I have an ES 7.16.2 cluster running with TLS set up. I haven't set the xpack.security.enabled setting in my elasticsearch.yml file. I'm using the BASIC license. So it should have used the default value of false for that setting according to the docs.

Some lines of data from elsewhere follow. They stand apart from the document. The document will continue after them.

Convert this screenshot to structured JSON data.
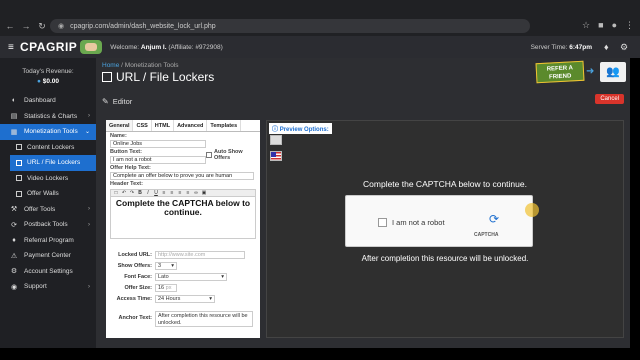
{
  "browser": {
    "url": "cpagrip.com/admin/dash_website_lock_url.php"
  },
  "header": {
    "logo": "CPAGRIP",
    "welcome_prefix": "Welcome:",
    "user_name": "Anjum I.",
    "affiliate": "(Affiliate: #972908)",
    "server_time_label": "Server Time:",
    "server_time": "6:47pm"
  },
  "sidebar": {
    "revenue_label": "Today's Revenue:",
    "revenue_value": "$0.00",
    "items": [
      {
        "label": "Dashboard",
        "icon": "dashboard-icon"
      },
      {
        "label": "Statistics & Charts",
        "icon": "chart-icon"
      },
      {
        "label": "Monetization Tools",
        "icon": "tools-icon"
      },
      {
        "label": "Content Lockers",
        "icon": "lock-icon"
      },
      {
        "label": "URL / File Lockers",
        "icon": "link-icon"
      },
      {
        "label": "Video Lockers",
        "icon": "video-icon"
      },
      {
        "label": "Offer Walls",
        "icon": "wall-icon"
      },
      {
        "label": "Offer Tools",
        "icon": "wrench-icon"
      },
      {
        "label": "Postback Tools",
        "icon": "postback-icon"
      },
      {
        "label": "Referral Program",
        "icon": "referral-icon"
      },
      {
        "label": "Payment Center",
        "icon": "payment-icon"
      },
      {
        "label": "Account Settings",
        "icon": "settings-icon"
      },
      {
        "label": "Support",
        "icon": "support-icon"
      }
    ]
  },
  "main": {
    "breadcrumb_home": "Home",
    "breadcrumb_section": "Monetization Tools",
    "title": "URL / File Lockers",
    "banner_text": "REFER A FRIEND",
    "editor_label": "Editor",
    "cancel_label": "Cancel"
  },
  "editor": {
    "tabs": [
      "General",
      "CSS",
      "HTML",
      "Advanced",
      "Templates"
    ],
    "name_label": "Name:",
    "name_value": "Online Jobs",
    "button_text_label": "Button Text:",
    "button_text_value": "I am not a robot",
    "auto_show_label": "Auto Show Offers",
    "offer_help_label": "Offer Help Text:",
    "offer_help_value": "Complete an offer below to prove you are human",
    "header_text_label": "Header Text:",
    "header_text_value": "Complete the CAPTCHA below to continue.",
    "locked_url_label": "Locked URL:",
    "locked_url_placeholder": "http://www.site.com",
    "show_offers_label": "Show Offers:",
    "show_offers_value": "3",
    "font_face_label": "Font Face:",
    "font_face_value": "Lato",
    "offer_size_label": "Offer Size:",
    "offer_size_value": "16",
    "offer_size_unit": "px",
    "access_time_label": "Access Time:",
    "access_time_value": "24 Hours",
    "anchor_text_label": "Anchor Text:",
    "anchor_text_value": "After completion this resource will be unlocked."
  },
  "preview": {
    "options_label": "Preview Options:",
    "heading": "Complete the CAPTCHA below to continue.",
    "captcha_label": "I am not a robot",
    "captcha_brand": "CAPTCHA",
    "after_text": "After completion this resource will be unlocked."
  }
}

I have these other tls settings in the elasticsearch.yml file -
xpack.security.transport.ssl.enabled: true
xpack.security.transport.ssl.verification_mode: certificate
xpack.security.transport.ssl.client_authentication: required
xpack.security.transport.ssl.keystore.path: elastic-certificates.p12
xpack.security.transport.ssl.truststore.path: elastic-certificates.p12
I'm trying to upgrade ES to 8.8.2. But before I do that, I was looking at the deprecation logs and saw this log ( security_implicitly_disabled) saying -
The default behavior of disabling security on basic licenses is deprecated. In a later version of Elasticsearch, the value of [xpack.security.enabled] will default to "true" , regardless of the license level. See https://www.elastic.co/guide/en/elasticsearch/reference/7.16/security-minimal-setup.html to enable security, or explicitly disable security by setting [xpack.security.enabled] to false in elasticsearch.yml
so I was trying to either set it to true or false (whatever works) and proceed with the upgrade, but seems like I'm stuck as neither of the options work for me.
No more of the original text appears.